A los pies de el altar de piedra, una madre sollozaba abrazando un pequeño bulto envuelto en mantas. A su lado, el padre la sostenía, con los ojos empañados con una desesperación absoluta.
En los brazos de la mujer, la bebe estaba completamente inmóvil. Su piel era pálida, sus labios carecían de color y su pequeño pecho no subía ni bajaba. Había nacido sin vida. El mundo mortal ya le había cerrado las puertas antes de que pudiera cruzarlas.
Negándose a aceptar el final, los padres depositaron el cuerpo inerte de su hija sobre el altar de piedra y, con las manos temblorosas, abrieron el antiguo grimorio familiar. Dejaron caer una gota de sangre sobre las páginas amarillentas, pronunciando las palabras prohibidas que jamás debieron ser susurradas. "Do ut des."

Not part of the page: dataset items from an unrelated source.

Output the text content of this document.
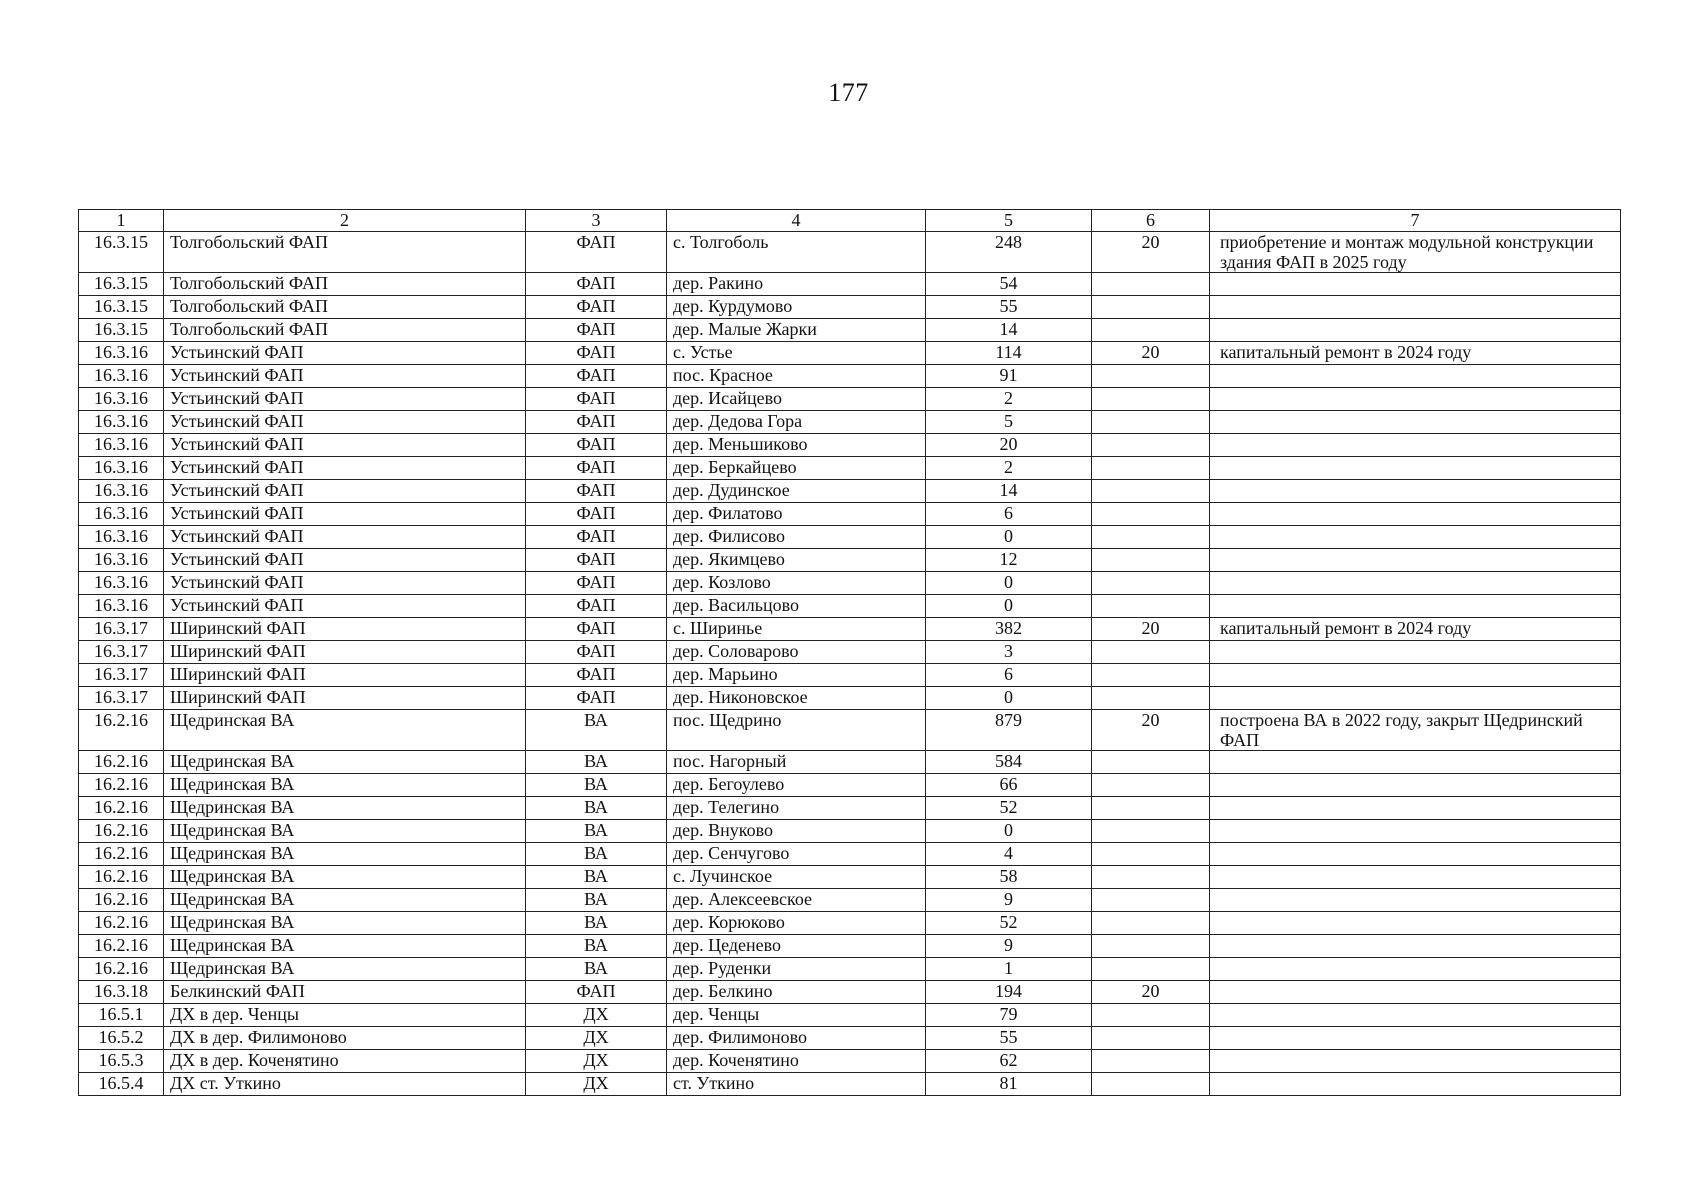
177
1	2	3	4	5	6	7
16.3.15	Толгобольский ФАП	ФАП	с. Толгоболь	248	20	приобретение и монтаж модульной конструкции здания ФАП в 2025 году
16.3.15	Толгобольский ФАП	ФАП	дер. Ракино	54		
16.3.15	Толгобольский ФАП	ФАП	дер. Курдумово	55		
16.3.15	Толгобольский ФАП	ФАП	дер. Малые Жарки	14		
16.3.16	Устьинский ФАП	ФАП	с. Устье	114	20	капитальный ремонт в 2024 году
16.3.16	Устьинский ФАП	ФАП	пос. Красное	91		
16.3.16	Устьинский ФАП	ФАП	дер. Исайцево	2		
16.3.16	Устьинский ФАП	ФАП	дер. Дедова Гора	5		
16.3.16	Устьинский ФАП	ФАП	дер. Меньшиково	20		
16.3.16	Устьинский ФАП	ФАП	дер. Беркайцево	2		
16.3.16	Устьинский ФАП	ФАП	дер. Дудинское	14		
16.3.16	Устьинский ФАП	ФАП	дер. Филатово	6		
16.3.16	Устьинский ФАП	ФАП	дер. Филисово	0		
16.3.16	Устьинский ФАП	ФАП	дер. Якимцево	12		
16.3.16	Устьинский ФАП	ФАП	дер. Козлово	0		
16.3.16	Устьинский ФАП	ФАП	дер. Васильцово	0		
16.3.17	Ширинский ФАП	ФАП	с. Ширинье	382	20	капитальный ремонт в 2024 году
16.3.17	Ширинский ФАП	ФАП	дер. Соловарово	3		
16.3.17	Ширинский ФАП	ФАП	дер. Марьино	6		
16.3.17	Ширинский ФАП	ФАП	дер. Никоновское	0		
16.2.16	Щедринская ВА	ВА	пос. Щедрино	879	20	построена ВА в 2022 году, закрыт Щедринский ФАП
16.2.16	Щедринская ВА	ВА	пос. Нагорный	584		
16.2.16	Щедринская ВА	ВА	дер. Бегоулево	66		
16.2.16	Щедринская ВА	ВА	дер. Телегино	52		
16.2.16	Щедринская ВА	ВА	дер. Внуково	0		
16.2.16	Щедринская ВА	ВА	дер. Сенчугово	4		
16.2.16	Щедринская ВА	ВА	с. Лучинское	58		
16.2.16	Щедринская ВА	ВА	дер. Алексеевское	9		
16.2.16	Щедринская ВА	ВА	дер. Корюково	52		
16.2.16	Щедринская ВА	ВА	дер. Цеденево	9		
16.2.16	Щедринская ВА	ВА	дер. Руденки	1		
16.3.18	Белкинский ФАП	ФАП	дер. Белкино	194	20	
16.5.1	ДХ в дер. Ченцы	ДХ	дер. Ченцы	79		
16.5.2	ДХ в дер. Филимоново	ДХ	дер. Филимоново	55		
16.5.3	ДХ в дер. Коченятино	ДХ	дер. Коченятино	62		
16.5.4	ДХ ст. Уткино	ДХ	ст. Уткино	81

El aire se volvió tan espeso que dolió respirarlo. Una silueta hecha de penumbra y frio absoluto se materializó ante ellos, observando el pequeño cuerpo sin vida de la bebé.
-Exigen un milagro que desafía la leyes de los cosmos-siseo la voz del abismo, resonando directamente en sus mentes-. Puedo encender la llama en su pecho. Puedo otorgarle un latido...pero será un "latido robado". Su vida no le pertenecerá. El pacto se sellará hoy, y cuando llegue el momento , vendremos a reclamar lo que es nuestro.
-Haz lo que sea-suplica la madre, ahogada en llanto-. Solo devuélveme a mi hija.
Un suspiro gélido recorrió el templo, a pagando las pocas velas que quedaban. El trato esta hecho.
Un segundo después, el silencio de la iglesia fue roto por un sonido milagroso; un jadeo ahogado, seguido de el llanto enérgico de la bebé. Su pecho comenzó a moverse con fuerza prestada de las profundidades de la tierra. La pequeña abrió los ojos. Unos hermosos ojos color ámbar. No había marcas de magia, ni rastras de las sombras en su mirada. Era, en apariencia una niña común e inocente.
Los padres la abrazaron entre lágrimas, creyendo que habían burlado el destino. No sabían que las sombras observarían a Melody desde cada rincón durante toda su vida, esperando pacientemente el día en que vendrían a cobrar el precio de ese "latido robado".
"Porque los mortales temen al final. Pero no saben que el final, a veces, tiene ojos de dos colores y una corona de sombras esperándola".